Shreyas

12 March, 2026

postlinuxvirtualisationnixosopengl


OpenGL Acceleration on UTM

Background

Along with macOS, I dual boot Fedora using Asahi Linux. I had been meaning for a while to try NixOS and set up a configuration so that, if I chose to do so, moving to it on my second partition would be easier. I decided to virtualise it. Hardware acceleration was a must, as Hyprland requires 3D acceleration in a VM, and it would be far easier to use with it.

First Attempts: VMWare

I first tried VMWare Fusion. I enabled hardware graphics acceleration by adding hardware.graphics.enable = true; and the guest tools with virtualisation.vmware.guest.enable = true;, then shutting it down and enabling it in the VMWare host settings. I didn’t need it at the moment and so didn’t think to check it, but I later realised that it was not at all working. Firefox was rendering incredibly slowly, and about:support indicated that it was using software rendering; glxinfo -B backed this up.

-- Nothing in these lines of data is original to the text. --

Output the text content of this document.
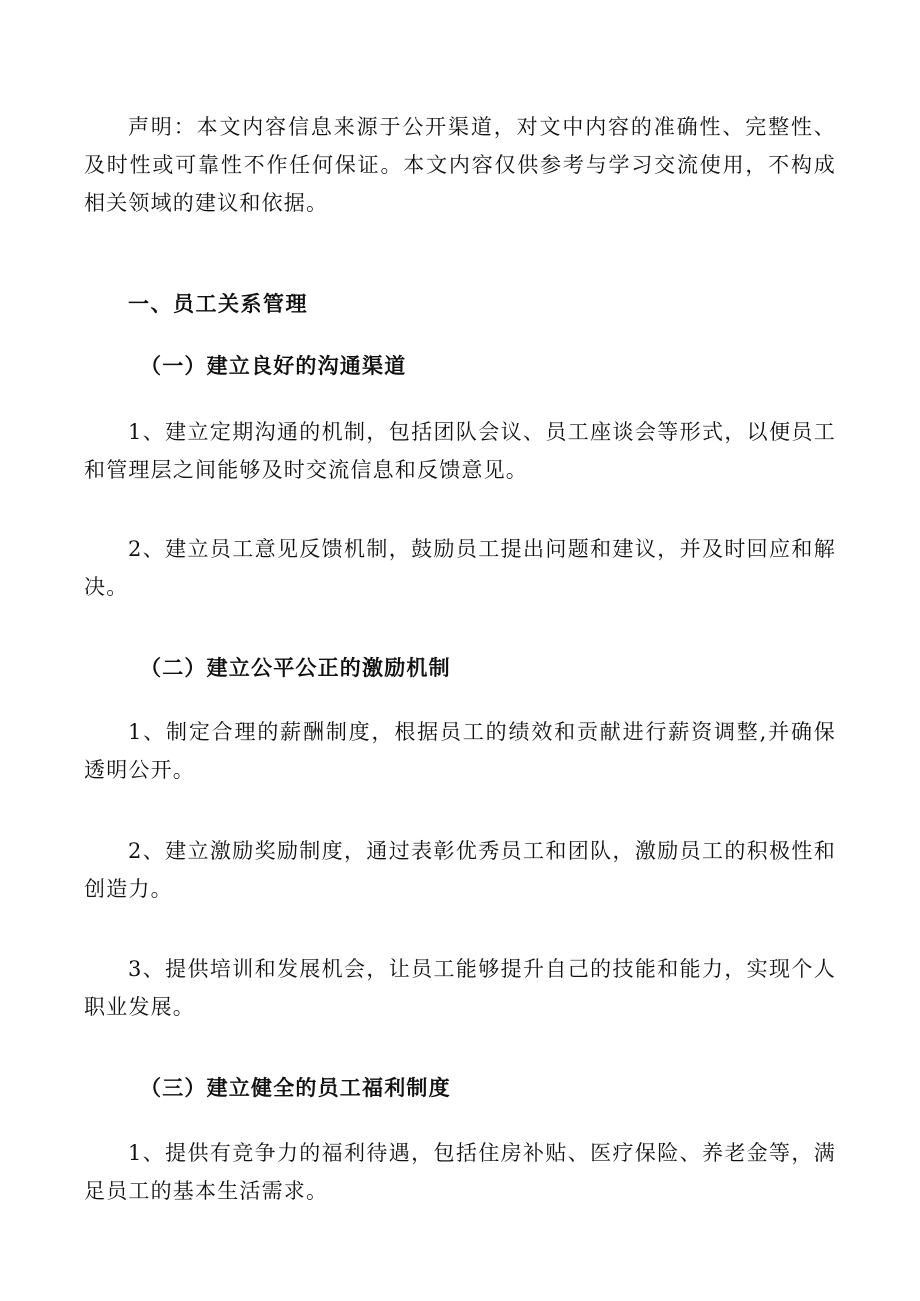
声明：本文内容信息来源于公开渠道，对文中内容的准确性、完整性、及时性或可靠性不作任何保证。本文内容仅供参考与学习交流使用，不构成相关领域的建议和依据。

一、员工关系管理
（一）建立良好的沟通渠道

1、建立定期沟通的机制，包括团队会议、员工座谈会等形式，以便员工和管理层之间能够及时交流信息和反馈意见。

2、建立员工意见反馈机制，鼓励员工提出问题和建议，并及时回应和解决。

（二）建立公平公正的激励机制

1、制定合理的薪酬制度，根据员工的绩效和贡献进行薪资调整,并确保透明公开。

2、建立激励奖励制度，通过表彰优秀员工和团队，激励员工的积极性和创造力。

3、提供培训和发展机会，让员工能够提升自己的技能和能力，实现个人职业发展。

（三）建立健全的员工福利制度

1、提供有竞争力的福利待遇，包括住房补贴、医疗保险、养老金等，满足员工的基本生活需求。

After much fiddling with kernel modules and drivers, I couldn’t get it to work. (Interestingly, no matter how much video memory I gave it, it was always being reported as 1 MB.) I’m not sure if the guest tools had even been working, as I didn’t try using input capture or display settings.

On UTM

I decided to switch to UTM, which I knew for a fact supported graphics acceleration (but so did VMWare, so whether it worked remained to be seen). I enabled it while creating the VM and ran the installer. Not wanting to waste my time, I opened the terminal within the installer itself and ran nix-shell -p mesa-demos --run “glxinfo -B”. Had it not been accelerated, I likely would have proceeded and troubleshot after the installation—but setting up any kind of configuration ended up being unnecessary, as the output indicated that it did work.

Graphical Problems

However, as soon as I imported my old configuration and rebuilt it, Alacritty and VSCodium began having rendering problems. Rebooting seemed to somehow fix the latter, but Alacritty did not render any content and was displaying the solitaire/ghosting effect, leaving a trail across the screen as it moved.

Running glxinfo -B indicated that only OpenGL 2.1 was available—even though UTM supports higher versions—while Alacritty requires OpenGL 3.1.

name of display: :0
display: :0  screen: 0
direct rendering: Yes
Extended renderer info (GLX_MESA_query_renderer):
    Vendor: Mesa (0x1af4)
    Device: virgl (ANGLE (Apple, Apple M2 Pro, OpenGL 4.1 Metal - 89.4)) (0x1010)
    Version: 25.2.6
    Accelerated: yes
    Video memory: 0MB
    Unified memory: no
    Preferred profile: compat (0x2)
    Max core profile version: 0.0
    Max compat profile version: 2.1
    Max GLES1 profile version: 1.1
    Max GLES[23] profile version: 3.0
OpenGL vendor string: Mesa
OpenGL renderer string: virgl (ANGLE (Apple, Apple M2 Pro, OpenGL 4.1 Metal - 89.4))
OpenGL version string: 2.1 Mesa 25.2.6
OpenGL shading language version string: 1.20

OpenGL ES profile version string: OpenGL ES 3.0 Mesa 25.2.6
OpenGL ES profile shading language version string: OpenGL ES GLSL ES 3.00

Setting the following environment variables in my configuration fixed it:

environment.sessionVariables = {
  MESA_GL_VERSION_OVERRIDE = "3.3FC";
  MESA_GLSL_VERSION_OVERRIDE = "330";
};

This forced it to request OpenGL 3.3, and Alacritty seemed to be working.

My guess for why it wasn’t working in the first place is that it was for some reason defaulting to the compatibility profile, as is evident in the glxinfo output above, but I’m not sure why that’s happening in the first place.

My Configuration

For fun, here’s the layout of my configuration:

~/.config/nixos/
├── configuration.nix
├── hardware-configuration.nix
└── modules/
    ├── core/
    │   ├── boot.nix
    │   ├── graphics.nix
    │   ├── locale.nix
    │   ├── networking.nix
    │   ├── nix.nix
    │   └── peripherals.nix
    ├── desktop/
    │   └── plasma.nix
    ├── packages/
    │   ├── git.nix
    │   ├── other.nix
    │   └── vim.nix
    └── users/
        └── shreyasm/
            ├── packages/
            │   ├── alacritty.nix
            │   ├── other.nix
            │   └── vscodium.nix
            └── user.nix

This is the second version, as I used flakes and Home Manager in the first attempt but it ended up being far too slow to build. To be fair, this was in VM with limited IO throughput, and the only optimisation I tried was using Lix instead of Nix, but I felt that I didn’t really need Home Manager or flakes anyway, at least not currently, and doing it this way was in any case faster.